Source stiffness in circuit design: a 12 V source has internal resistance r_s = 0.5 Ω. For which load resistance values does this source behave “stiff” (i.e., minimal voltage sag under load)?

Difficulty: Easy

Correct Answer: 50 Ω or more

Explanation:


Introduction / Context:
A “stiff” voltage source maintains nearly constant terminal voltage when the load varies. Practically, this occurs when the load resistance is much larger than the source’s internal resistance, making load current small and IR drop inside the source negligible. This question checks whether you can apply the rule-of-thumb comparing R_load and r_s.


Given Data / Assumptions:

  • Ideal source voltage: 12 V.
  • Internal resistance r_s = 0.5 Ω.
  • Goal: choose R_load values that cause minimal terminal voltage drop.


Concept / Approach:
Terminal voltage V_out = V_s * (R_load / (R_load + r_s)). If R_load >> r_s, then R_load / (R_load + r_s) ≈ 1 and V_out ≈ V_s. A common engineering heuristic is R_load ≥ 10 * r_s for “stiff” performance; higher ratios are even better. With r_s = 0.5 Ω, 10 * r_s = 5 Ω, which is the bare minimum threshold; substantially larger values like 50 Ω or 100 Ω produce very small sag and thus clearly “stiff” behavior.


Step-by-Step Solution:

Compute ratio for 50 Ω: 50 / (50 + 0.5) ≈ 0.990 → about 1% drop. Compute ratio for 100 Ω: 100 / (100 + 0.5) ≈ 0.995 → about 0.5% drop. Compute ratio for 5–6 Ω: 5 / 5.5 ≈ 0.909 (≈9% drop); 6 / 6.5 ≈ 0.923 (≈7.7% drop) → less stiff.

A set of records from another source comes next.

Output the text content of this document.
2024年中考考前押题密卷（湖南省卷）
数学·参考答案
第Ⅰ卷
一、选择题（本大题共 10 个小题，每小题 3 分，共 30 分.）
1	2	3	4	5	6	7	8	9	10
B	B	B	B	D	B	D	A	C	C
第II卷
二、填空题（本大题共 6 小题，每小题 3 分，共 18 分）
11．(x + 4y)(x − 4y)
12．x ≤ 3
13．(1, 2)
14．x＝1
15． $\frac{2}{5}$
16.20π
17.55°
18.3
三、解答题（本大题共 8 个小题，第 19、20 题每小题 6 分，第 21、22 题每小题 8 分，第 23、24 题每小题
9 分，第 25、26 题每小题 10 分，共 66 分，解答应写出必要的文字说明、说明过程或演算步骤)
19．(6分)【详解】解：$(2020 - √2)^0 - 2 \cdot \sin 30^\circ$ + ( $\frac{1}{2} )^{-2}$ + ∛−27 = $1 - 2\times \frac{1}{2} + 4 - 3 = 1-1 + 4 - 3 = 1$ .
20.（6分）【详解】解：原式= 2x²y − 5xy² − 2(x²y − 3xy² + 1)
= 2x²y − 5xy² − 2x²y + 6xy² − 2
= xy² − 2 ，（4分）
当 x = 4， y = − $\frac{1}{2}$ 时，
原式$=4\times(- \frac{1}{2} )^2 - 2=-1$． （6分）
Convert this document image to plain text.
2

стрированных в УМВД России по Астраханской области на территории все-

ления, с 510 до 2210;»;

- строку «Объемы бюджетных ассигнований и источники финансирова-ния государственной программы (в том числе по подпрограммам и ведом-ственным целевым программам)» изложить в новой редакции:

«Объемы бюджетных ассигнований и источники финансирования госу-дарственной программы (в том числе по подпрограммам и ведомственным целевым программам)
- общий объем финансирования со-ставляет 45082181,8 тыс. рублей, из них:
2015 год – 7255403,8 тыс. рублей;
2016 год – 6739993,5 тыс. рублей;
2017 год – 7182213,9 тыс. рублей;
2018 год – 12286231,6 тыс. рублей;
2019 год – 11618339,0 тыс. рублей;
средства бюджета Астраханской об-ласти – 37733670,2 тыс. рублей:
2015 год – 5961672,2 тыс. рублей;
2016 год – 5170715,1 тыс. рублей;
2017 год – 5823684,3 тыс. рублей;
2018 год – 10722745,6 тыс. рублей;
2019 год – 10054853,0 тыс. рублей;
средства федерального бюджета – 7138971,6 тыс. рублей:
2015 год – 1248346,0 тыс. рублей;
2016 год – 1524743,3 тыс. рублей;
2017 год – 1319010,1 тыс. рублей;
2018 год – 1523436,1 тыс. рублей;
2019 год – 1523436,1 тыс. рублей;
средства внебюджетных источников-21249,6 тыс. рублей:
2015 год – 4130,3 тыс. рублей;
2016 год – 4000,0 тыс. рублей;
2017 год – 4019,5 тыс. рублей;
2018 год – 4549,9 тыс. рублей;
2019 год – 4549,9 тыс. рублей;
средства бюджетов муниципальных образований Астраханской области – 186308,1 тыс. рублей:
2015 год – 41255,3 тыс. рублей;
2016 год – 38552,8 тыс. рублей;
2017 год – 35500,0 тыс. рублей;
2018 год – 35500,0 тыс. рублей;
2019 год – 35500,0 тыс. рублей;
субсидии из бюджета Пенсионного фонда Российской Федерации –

Verification / Alternative check:
As a rule, R_load ≥ 10 * r_s is borderline; better stiffness with 100 * r_s. Both 50 Ω and 100 Ω satisfy >> 0.5 Ω; the inclusive choice “50 Ω or more” correctly captures the stiffness threshold among the options.


Why Other Options Are Wrong:

5 Ω and 6 Ω: load is not much larger than 0.5 Ω; noticeable sag occurs. None: invalid because “50 Ω or more” is appropriate.


Common Pitfalls:
Forgetting internal resistance or assuming an ideal source. Always compare R_load to r_s to estimate voltage regulation quality.